What they didn’t invest heavily in was fancy packaging or sophisticated marketing, says Dan. They didn’t even sell at farmers’ markets.
“We just didn’t have the time to do that kind of marketing.” he said.
Rather they took their retail flour products on the road, pitching them to smaller independent stores, and sticking with a very simple package — a clear plastic bags affixed with a nutrition label and the farm’s name on it. They stuck with a simple pitch too.
“We just said ‘we’re organic farmers and we process flour and flakes,” says Dan.

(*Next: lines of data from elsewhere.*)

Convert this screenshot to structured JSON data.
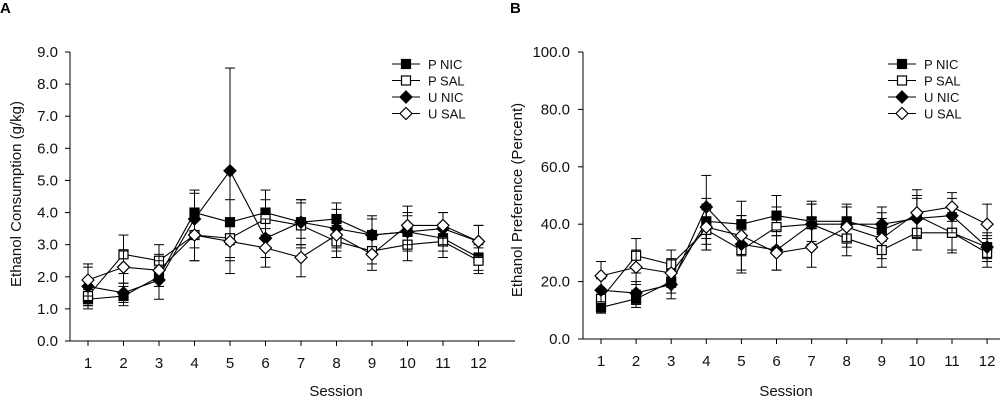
{
  "chart_data": [
    {
      "type": "line",
      "panel_label": "A",
      "title": "",
      "xlabel": "Session",
      "ylabel": "Ethanol Consumption (g/kg)",
      "ylim": [
        0,
        9
      ],
      "y_ticks": [
        "0.0",
        "1.0",
        "2.0",
        "3.0",
        "4.0",
        "5.0",
        "6.0",
        "7.0",
        "8.0",
        "9.0"
      ],
      "y_tick_values": [
        0,
        1,
        2,
        3,
        4,
        5,
        6,
        7,
        8,
        9
      ],
      "x": [
        1,
        2,
        3,
        4,
        5,
        6,
        7,
        8,
        9,
        10,
        11,
        12
      ],
      "x_ticks": [
        "1",
        "2",
        "3",
        "4",
        "5",
        "6",
        "7",
        "8",
        "9",
        "10",
        "11",
        "12"
      ],
      "legend_position": "top-right",
      "series": [
        {
          "name": "P NIC",
          "marker": "square-filled",
          "values": [
            1.3,
            1.4,
            2.0,
            4.0,
            3.7,
            4.0,
            3.7,
            3.8,
            3.3,
            3.4,
            3.2,
            2.6
          ],
          "errors": [
            0.3,
            0.3,
            0.3,
            0.6,
            0.7,
            0.7,
            0.7,
            0.5,
            0.5,
            0.5,
            0.4,
            0.4
          ]
        },
        {
          "name": "P SAL",
          "marker": "square-open",
          "values": [
            1.4,
            2.7,
            2.5,
            3.3,
            3.2,
            3.8,
            3.6,
            3.1,
            2.8,
            3.0,
            3.1,
            2.5
          ],
          "errors": [
            0.3,
            0.6,
            0.5,
            0.8,
            0.6,
            0.6,
            0.7,
            0.5,
            0.4,
            0.5,
            0.5,
            0.4
          ]
        },
        {
          "name": "U NIC",
          "marker": "diamond-filled",
          "values": [
            1.7,
            1.5,
            1.9,
            3.8,
            5.3,
            3.2,
            3.7,
            3.5,
            3.3,
            3.4,
            3.5,
            3.1
          ],
          "errors": [
            0.6,
            0.3,
            0.6,
            0.9,
            3.2,
            0.6,
            0.7,
            0.6,
            0.6,
            0.6,
            0.5,
            0.5
          ]
        },
        {
          "name": "U SAL",
          "marker": "diamond-open",
          "values": [
            1.9,
            2.3,
            2.2,
            3.3,
            3.1,
            2.9,
            2.6,
            3.3,
            2.7,
            3.6,
            3.6,
            3.1
          ],
          "errors": [
            0.5,
            0.5,
            0.5,
            0.8,
            0.6,
            0.6,
            0.6,
            0.5,
            0.5,
            0.6,
            0.4,
            0.5
          ]
        }
      ]
    },
    {
      "type": "line",
      "panel_label": "B",
      "title": "",
      "xlabel": "Session",
      "ylabel": "Ethanol Preference (Percent)",
      "ylim": [
        0,
        100
      ],
      "y_ticks": [
        "0.0",
        "20.0",
        "40.0",
        "60.0",
        "80.0",
        "100.0"
      ],
      "y_tick_values": [
        0,
        20,
        40,
        60,
        80,
        100
      ],
      "x": [
        1,
        2,
        3,
        4,
        5,
        6,
        7,
        8,
        9,
        10,
        11,
        12
      ],
      "x_ticks": [
        "1",
        "2",
        "3",
        "4",
        "5",
        "6",
        "7",
        "8",
        "9",
        "10",
        "11",
        "12"
      ],
      "legend_position": "top-right",
      "series": [
        {
          "name": "P NIC",
          "marker": "square-filled",
          "values": [
            11,
            14,
            20,
            41,
            40,
            43,
            41,
            41,
            38,
            43,
            37,
            32
          ],
          "errors": [
            2,
            3,
            4,
            8,
            8,
            7,
            7,
            6,
            6,
            7,
            7,
            4
          ]
        },
        {
          "name": "P SAL",
          "marker": "square-open",
          "values": [
            14,
            29,
            26,
            38,
            31,
            39,
            40,
            35,
            31,
            37,
            37,
            30
          ],
          "errors": [
            3,
            6,
            5,
            7,
            7,
            7,
            7,
            6,
            6,
            6,
            6,
            5
          ]
        },
        {
          "name": "U NIC",
          "marker": "diamond-filled",
          "values": [
            17,
            16,
            19,
            46,
            33,
            31,
            40,
            40,
            40,
            42,
            43,
            32
          ],
          "errors": [
            4,
            4,
            5,
            11,
            10,
            7,
            7,
            6,
            6,
            7,
            6,
            5
          ]
        },
        {
          "name": "U SAL",
          "marker": "diamond-open",
          "values": [
            22,
            25,
            23,
            39,
            36,
            30,
            32,
            39,
            35,
            44,
            46,
            40
          ],
          "errors": [
            5,
            6,
            5,
            8,
            7,
            6,
            7,
            7,
            7,
            8,
            5,
            7
          ]
        }
      ]
    }
  ]
}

They chose to not to try to get their product on the shelves of larger retail grocers too, uninterested in facing the extra financial risk and complications a scale up for that level of supply would involve.
Instead, they kept on the direct-marketing route, joining groups like Harvest Moon Local Foods, a network of 14 other smaller regional farms and selling to buying clubs in Winnipeg and through western Manitoba.
It has been relationship marketing from day one, says Dan.
“A lot of companies spend a lot on advertising. But once you get to know a person’s name that has way more value than anything else.”
Ultimately, their simpler, straightforward, and slower approach paid off, allowing them to build a farm business in a way that kept pace with their own production and capacity to handle growth.
A decade and half since deciding to go organic, the DeRuycks are now preparing for further expansion of their processing plant, and have begun to contract production from other farmers.
“Farmers are always asking what kind of market is there,” said Dan. “We have had a customer base for over 16 years. We know what the demand is.”